Doctoral Dissertations
Date of Award
12-2006
Degree Type
Dissertation
Degree Name
Doctor of Philosophy
Major
Ecology and Evolutionary Biology
Major Professor
Susan Riechert
Committee Members
Daniel Simberloff, James Drake, James Fordyce, Hamparsum Bozdogan
Abstract
Ecological communities are governed by complicated processes that give rise to observable patterns. Making sense of these patterns, much less inferring the underlying processes, has proved challenging for several reasons. Manipulative experiments in natural communities may not be feasible due to large numbers of variables, lack of adequate replication, or the risk of undesirable consequences (e.g., introducing an invasive species). The multivariate nature of ecological datasets presents analytical problems as well; many statistical techniques familiar to ecologists have difficulty handling large numbers of potentially collinear variables. I present results from three studies of spider communities in which I employ a combination of familiar and less familiar statistical approaches to elucidate the factors influencing community structure in spiders. These approaches include null model analyses, nonmetric multidimensional scaling (NMS) for variable reduction of predictor and response data matrices, multiple regression, and observed variable structural equation modeling (SEM). While NMS has been employed as a multivariate descriptive analysis, examples of its use in further analyses are rare. SEM is a technique widely applied in other fields, but has only recently been used in ecological studies. General results from analyses of these three studies suggest that: 1) significant patterns of spider species co-occurrence based on null model analyses are consistent with a hypothesis of shared habitat preferences rather than one of species interactions, 2) in multiple regressions using NMS axes as predictor and response variables to compare the roles of plant species composition and habitat architecture in influencing spider species composition, the plants explained as much or more variation as the architecture, and 3) based on SEM analyses using NMS axes for spider species, plant species, arthropod orders and habitat architecture as variables, plant species composition acts both indirectly (through its effect on arthropods and architecture) and directly.

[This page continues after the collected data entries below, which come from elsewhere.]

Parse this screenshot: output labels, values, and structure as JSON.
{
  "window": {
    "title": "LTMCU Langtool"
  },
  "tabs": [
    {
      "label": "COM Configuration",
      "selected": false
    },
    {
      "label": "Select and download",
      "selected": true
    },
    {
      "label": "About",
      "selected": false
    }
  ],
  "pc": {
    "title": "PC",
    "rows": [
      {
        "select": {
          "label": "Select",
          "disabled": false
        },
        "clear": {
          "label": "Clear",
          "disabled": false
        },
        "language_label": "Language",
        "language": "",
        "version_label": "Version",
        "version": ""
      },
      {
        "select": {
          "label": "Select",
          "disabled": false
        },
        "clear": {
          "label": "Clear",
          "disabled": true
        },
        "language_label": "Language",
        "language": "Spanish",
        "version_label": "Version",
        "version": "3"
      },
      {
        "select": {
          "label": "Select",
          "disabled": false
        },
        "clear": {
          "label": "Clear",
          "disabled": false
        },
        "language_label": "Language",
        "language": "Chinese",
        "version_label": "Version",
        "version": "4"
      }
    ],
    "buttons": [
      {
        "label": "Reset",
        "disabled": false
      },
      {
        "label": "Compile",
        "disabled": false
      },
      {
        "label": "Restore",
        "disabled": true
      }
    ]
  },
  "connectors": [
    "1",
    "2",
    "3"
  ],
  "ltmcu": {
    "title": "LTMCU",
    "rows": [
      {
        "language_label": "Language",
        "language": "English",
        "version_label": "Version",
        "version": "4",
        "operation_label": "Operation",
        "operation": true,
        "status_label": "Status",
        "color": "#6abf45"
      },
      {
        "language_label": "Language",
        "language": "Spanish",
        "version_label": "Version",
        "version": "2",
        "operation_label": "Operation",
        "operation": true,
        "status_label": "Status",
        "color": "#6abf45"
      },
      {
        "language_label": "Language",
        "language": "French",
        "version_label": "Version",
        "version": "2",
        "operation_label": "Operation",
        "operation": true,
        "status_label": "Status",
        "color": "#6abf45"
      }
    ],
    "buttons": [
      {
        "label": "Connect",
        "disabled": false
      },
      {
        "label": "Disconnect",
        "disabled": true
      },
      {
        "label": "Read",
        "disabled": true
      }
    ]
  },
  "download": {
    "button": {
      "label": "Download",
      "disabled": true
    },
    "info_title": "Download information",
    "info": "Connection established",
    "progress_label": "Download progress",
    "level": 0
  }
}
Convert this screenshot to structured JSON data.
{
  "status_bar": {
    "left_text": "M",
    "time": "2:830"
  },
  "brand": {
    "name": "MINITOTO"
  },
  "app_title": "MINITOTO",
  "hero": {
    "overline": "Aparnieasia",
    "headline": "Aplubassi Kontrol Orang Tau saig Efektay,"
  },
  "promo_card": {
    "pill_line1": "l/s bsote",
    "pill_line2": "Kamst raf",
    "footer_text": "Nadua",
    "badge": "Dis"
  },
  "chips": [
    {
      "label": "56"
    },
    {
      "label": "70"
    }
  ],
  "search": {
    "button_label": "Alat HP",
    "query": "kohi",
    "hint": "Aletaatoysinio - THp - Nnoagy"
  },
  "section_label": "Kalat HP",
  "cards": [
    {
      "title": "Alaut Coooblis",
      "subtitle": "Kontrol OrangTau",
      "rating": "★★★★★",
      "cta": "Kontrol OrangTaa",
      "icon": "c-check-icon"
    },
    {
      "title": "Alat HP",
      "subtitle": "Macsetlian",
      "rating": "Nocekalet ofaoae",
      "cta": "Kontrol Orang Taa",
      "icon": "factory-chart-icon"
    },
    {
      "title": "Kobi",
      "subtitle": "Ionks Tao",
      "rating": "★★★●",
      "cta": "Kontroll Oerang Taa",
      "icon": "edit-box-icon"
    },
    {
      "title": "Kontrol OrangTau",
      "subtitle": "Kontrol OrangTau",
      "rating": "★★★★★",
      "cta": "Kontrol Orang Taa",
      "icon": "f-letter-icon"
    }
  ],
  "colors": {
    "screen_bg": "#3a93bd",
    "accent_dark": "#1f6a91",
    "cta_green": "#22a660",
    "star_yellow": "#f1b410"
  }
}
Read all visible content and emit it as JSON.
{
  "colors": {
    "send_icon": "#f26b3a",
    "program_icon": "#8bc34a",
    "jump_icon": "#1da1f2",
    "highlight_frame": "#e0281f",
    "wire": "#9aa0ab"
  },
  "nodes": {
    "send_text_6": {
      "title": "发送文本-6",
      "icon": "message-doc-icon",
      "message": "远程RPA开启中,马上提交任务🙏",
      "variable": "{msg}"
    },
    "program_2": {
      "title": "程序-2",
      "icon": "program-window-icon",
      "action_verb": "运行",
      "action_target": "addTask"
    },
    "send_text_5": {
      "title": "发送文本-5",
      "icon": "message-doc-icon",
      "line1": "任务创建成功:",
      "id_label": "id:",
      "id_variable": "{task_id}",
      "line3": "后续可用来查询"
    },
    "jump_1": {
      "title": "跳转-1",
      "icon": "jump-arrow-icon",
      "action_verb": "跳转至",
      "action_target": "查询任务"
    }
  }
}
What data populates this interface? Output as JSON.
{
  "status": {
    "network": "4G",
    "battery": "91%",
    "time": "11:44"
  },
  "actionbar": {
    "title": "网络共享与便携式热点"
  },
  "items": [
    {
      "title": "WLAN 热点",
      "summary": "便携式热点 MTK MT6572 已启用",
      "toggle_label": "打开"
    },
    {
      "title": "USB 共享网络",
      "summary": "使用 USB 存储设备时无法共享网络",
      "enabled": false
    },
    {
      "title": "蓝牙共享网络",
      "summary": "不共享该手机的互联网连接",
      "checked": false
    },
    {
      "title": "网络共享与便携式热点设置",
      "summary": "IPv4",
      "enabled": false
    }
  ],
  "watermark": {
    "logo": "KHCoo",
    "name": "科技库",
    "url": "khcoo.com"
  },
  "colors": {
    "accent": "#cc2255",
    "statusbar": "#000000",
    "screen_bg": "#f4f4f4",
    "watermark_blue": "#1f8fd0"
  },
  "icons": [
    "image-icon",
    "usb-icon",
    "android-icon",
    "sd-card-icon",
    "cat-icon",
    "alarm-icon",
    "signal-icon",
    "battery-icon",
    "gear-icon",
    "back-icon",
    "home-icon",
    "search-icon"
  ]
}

The combination in these analyses of a traditionally descriptive multivariate approach (NMS) with null models, a classic regression approach, and SEM permits the analysis of otherwise statistically intractable datasets (the original data matrices). This suite of approaches provides new insights into spider community structure, and can be applied by ecologists working in other systems as well.
Recommended Citation
Beals, Monica Lynn, "The Tangled Web of Community Ecology: Making Sense of Complex Data. " PhD diss., University of Tennessee, 2006.